Yes! She nodded to him through the glass.
He shouted something to the other teacher and high-jumped the kiddy yard fence.
She laughed and ran to meet him at the playground door.
“Did that nod mean what I think it meant?” Cisco stood, breathing hard. “That you’ll be my girl?”
“Yes.” His warm, chapped lips were on hers, his arms squeezed her to him. Her fingers clung to his ribs. She breathed in sweat, grass, and heaven. Behind him, angels talked.
“Yuck. Kissing.”
“I like my mommy’s kisses.”
“Mommies give itty bitty kisses.”
“Mommies don’t give kisses like that. Yuck.”
“Do too.”
“Do not.”
“They give them to daddies.”
Laughter bubbled up between Avra and Cisco, breaking them apart. Heat burned her face as they turned toward their short audience.
Cisco kept his arm gripped tightly around her. He shook his finger at the pregnant teacher standing next to the slide. “I’ll get you for this.”
“Oh, did the gate slip open?” she said, all innocence. “Okay, kids, they lived happily ever after. Come in for snacks!”
Kallie wadde
d her taco wrapper and tossed it onto the tray in front of Cisco and Avra. What if it were she and Jesse sitting there radiating happiness like a couple of Christmas trees?
Cisco scraped his chair back. “I’m outta here—shoot some hoops with—” He stopped himself.
Kallie quirked an eyebrow. “Consorting with the enemy, huh?”
“Come on, Kal,” Cisco said, “The guy loves you. Work it out.”
“Okay, okay.” Kallie gave him a syrupy smile. “I’m not making you two choose sides. Kick his butt for me.”
“I can do that.” He grinned and bent to kiss Avra—a little longer than necessary. Jealousy flashed through Kallie.
Avra’s eyes followed Cisco out the glass doors. “You could have that too.” She shifted her gaze to Kallie.
“What? Are you reading my mind?”
Avra shoved away the orange tray and leaned on her elbows. “What do you think this anger is all about?”
“That I’m still whacked?”
“You need to forgive Jesse. Decide what still hurts when you probe it.”
“Should be easy. I spit it all out to you on the phone the other day.”
“Tell Jesse each thing that he did or said and how you felt about it. Let him tell his side.”
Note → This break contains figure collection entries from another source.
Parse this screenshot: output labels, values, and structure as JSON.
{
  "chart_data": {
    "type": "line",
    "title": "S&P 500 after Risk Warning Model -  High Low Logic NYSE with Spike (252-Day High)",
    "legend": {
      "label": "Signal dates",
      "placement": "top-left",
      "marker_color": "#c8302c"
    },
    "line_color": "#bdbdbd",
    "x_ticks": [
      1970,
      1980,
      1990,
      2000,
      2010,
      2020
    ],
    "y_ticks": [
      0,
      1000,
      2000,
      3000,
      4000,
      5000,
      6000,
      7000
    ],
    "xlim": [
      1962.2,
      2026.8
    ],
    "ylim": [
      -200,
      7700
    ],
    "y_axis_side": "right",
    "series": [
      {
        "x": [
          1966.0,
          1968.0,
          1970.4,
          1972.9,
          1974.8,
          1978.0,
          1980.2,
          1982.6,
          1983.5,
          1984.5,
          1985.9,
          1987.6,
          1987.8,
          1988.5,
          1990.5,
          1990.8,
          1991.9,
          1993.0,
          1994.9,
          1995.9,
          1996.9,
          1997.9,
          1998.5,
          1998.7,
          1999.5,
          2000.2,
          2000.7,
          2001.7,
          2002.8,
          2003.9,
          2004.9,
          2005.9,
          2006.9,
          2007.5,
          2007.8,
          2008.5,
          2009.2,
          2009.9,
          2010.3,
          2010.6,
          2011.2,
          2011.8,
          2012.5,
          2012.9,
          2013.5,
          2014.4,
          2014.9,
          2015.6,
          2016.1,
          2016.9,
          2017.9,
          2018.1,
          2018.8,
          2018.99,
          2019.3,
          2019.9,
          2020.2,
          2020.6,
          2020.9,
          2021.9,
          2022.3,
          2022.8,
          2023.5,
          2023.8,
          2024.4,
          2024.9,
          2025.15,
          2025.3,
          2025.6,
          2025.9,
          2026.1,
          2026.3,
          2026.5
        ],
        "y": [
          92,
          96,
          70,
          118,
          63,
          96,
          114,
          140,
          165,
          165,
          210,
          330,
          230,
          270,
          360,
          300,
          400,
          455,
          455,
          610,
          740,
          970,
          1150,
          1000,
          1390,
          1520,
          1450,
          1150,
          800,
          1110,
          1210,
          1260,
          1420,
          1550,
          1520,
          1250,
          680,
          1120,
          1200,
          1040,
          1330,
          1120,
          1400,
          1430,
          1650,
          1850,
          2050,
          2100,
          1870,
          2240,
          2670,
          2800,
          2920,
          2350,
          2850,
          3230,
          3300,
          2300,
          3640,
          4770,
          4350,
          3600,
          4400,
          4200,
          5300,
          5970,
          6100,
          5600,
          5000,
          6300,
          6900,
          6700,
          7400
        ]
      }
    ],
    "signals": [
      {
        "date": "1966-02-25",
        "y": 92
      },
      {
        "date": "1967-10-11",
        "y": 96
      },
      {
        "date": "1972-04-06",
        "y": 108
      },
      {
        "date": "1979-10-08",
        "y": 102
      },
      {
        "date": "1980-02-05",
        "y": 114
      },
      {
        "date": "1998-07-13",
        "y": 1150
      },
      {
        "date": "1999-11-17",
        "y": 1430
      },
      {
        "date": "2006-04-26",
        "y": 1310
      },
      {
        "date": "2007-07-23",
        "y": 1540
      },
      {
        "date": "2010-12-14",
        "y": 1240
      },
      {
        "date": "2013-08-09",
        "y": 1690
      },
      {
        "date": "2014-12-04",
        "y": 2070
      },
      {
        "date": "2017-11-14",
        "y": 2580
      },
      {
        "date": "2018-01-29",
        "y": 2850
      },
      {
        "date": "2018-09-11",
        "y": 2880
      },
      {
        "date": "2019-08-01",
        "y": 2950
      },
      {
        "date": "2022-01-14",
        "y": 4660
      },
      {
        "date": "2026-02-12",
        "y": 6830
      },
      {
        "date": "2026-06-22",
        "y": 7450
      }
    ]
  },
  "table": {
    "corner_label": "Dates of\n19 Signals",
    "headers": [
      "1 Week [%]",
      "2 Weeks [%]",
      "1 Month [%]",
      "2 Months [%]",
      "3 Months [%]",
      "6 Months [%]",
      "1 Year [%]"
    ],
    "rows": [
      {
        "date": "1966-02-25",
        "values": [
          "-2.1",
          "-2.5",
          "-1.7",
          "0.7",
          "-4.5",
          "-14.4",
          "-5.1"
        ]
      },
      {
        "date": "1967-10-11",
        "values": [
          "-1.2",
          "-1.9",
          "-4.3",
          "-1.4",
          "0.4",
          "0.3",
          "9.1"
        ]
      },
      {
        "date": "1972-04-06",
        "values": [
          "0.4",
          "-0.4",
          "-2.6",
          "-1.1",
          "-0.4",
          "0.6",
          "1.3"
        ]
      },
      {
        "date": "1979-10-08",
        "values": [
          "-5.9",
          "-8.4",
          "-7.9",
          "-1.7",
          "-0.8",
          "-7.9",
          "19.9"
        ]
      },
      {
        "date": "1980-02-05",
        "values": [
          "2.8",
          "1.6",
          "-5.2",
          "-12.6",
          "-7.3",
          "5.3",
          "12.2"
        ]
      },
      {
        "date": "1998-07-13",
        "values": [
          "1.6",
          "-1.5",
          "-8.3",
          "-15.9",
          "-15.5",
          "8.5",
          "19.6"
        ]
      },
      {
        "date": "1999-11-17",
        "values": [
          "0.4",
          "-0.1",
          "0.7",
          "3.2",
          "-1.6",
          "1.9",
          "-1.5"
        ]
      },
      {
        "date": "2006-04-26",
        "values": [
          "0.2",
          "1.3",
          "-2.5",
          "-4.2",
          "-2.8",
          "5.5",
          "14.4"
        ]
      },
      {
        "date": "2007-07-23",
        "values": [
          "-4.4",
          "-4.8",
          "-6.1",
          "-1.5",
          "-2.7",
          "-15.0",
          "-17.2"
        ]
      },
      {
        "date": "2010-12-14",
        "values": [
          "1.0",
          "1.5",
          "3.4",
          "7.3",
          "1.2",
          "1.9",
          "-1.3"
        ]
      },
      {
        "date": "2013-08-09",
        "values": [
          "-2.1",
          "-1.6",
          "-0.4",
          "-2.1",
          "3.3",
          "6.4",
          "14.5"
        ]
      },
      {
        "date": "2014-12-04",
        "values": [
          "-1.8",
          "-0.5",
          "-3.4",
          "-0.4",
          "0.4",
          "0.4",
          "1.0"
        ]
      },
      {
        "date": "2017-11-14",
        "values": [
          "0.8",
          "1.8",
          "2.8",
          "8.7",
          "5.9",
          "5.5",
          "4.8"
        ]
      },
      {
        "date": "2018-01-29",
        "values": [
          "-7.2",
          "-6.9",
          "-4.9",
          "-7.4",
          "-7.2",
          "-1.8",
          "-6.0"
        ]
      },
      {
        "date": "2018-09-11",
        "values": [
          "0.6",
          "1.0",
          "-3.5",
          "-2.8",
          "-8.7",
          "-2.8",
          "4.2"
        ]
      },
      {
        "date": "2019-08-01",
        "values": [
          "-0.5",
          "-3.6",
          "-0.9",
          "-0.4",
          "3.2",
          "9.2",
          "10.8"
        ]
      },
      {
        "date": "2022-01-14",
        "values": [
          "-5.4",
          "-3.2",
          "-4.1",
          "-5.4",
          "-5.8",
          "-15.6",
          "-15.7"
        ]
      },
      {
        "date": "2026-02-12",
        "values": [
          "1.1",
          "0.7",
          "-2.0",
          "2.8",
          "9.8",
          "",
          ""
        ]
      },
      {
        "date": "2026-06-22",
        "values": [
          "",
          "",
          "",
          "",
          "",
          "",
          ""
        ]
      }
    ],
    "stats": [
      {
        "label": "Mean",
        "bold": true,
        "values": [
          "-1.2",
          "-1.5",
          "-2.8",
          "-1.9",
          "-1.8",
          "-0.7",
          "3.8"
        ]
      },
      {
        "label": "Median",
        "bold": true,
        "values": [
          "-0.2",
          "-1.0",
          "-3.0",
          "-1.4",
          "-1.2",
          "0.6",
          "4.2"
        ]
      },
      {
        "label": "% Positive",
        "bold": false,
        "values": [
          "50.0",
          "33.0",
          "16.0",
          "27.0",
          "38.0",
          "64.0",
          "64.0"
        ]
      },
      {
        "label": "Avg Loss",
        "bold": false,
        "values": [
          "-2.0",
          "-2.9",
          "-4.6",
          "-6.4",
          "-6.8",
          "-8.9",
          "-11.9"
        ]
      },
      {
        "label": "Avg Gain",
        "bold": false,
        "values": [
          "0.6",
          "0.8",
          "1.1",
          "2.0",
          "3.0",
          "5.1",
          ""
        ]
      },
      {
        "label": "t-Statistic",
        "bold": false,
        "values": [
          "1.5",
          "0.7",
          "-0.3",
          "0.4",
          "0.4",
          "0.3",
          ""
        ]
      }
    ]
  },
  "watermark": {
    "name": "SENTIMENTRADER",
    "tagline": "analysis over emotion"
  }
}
“You mean talk to him?” Kallie frowned. “I already told him to get a life!”
Avra brushed the crumbs from the table onto the tray.
“You’re right. I feel it in here.” Kallie tapped her heart. “How did you get to be so smart?”
“Lived it.”
Kallie dropped their garbage into the nearby bin. “Thanks.” She waved, her mind already on Jesse’s sins.
After a long walk along the river, ranting Jesse’s offenses to God, Kallie stopped by the shed for her Skechers’ box. As she headed home, she steeled herself to read “Neon Green’s” lyrics one last time. She slumped onto the back step and stared at the yard jungle. A breath filled her lungs, and she let it go.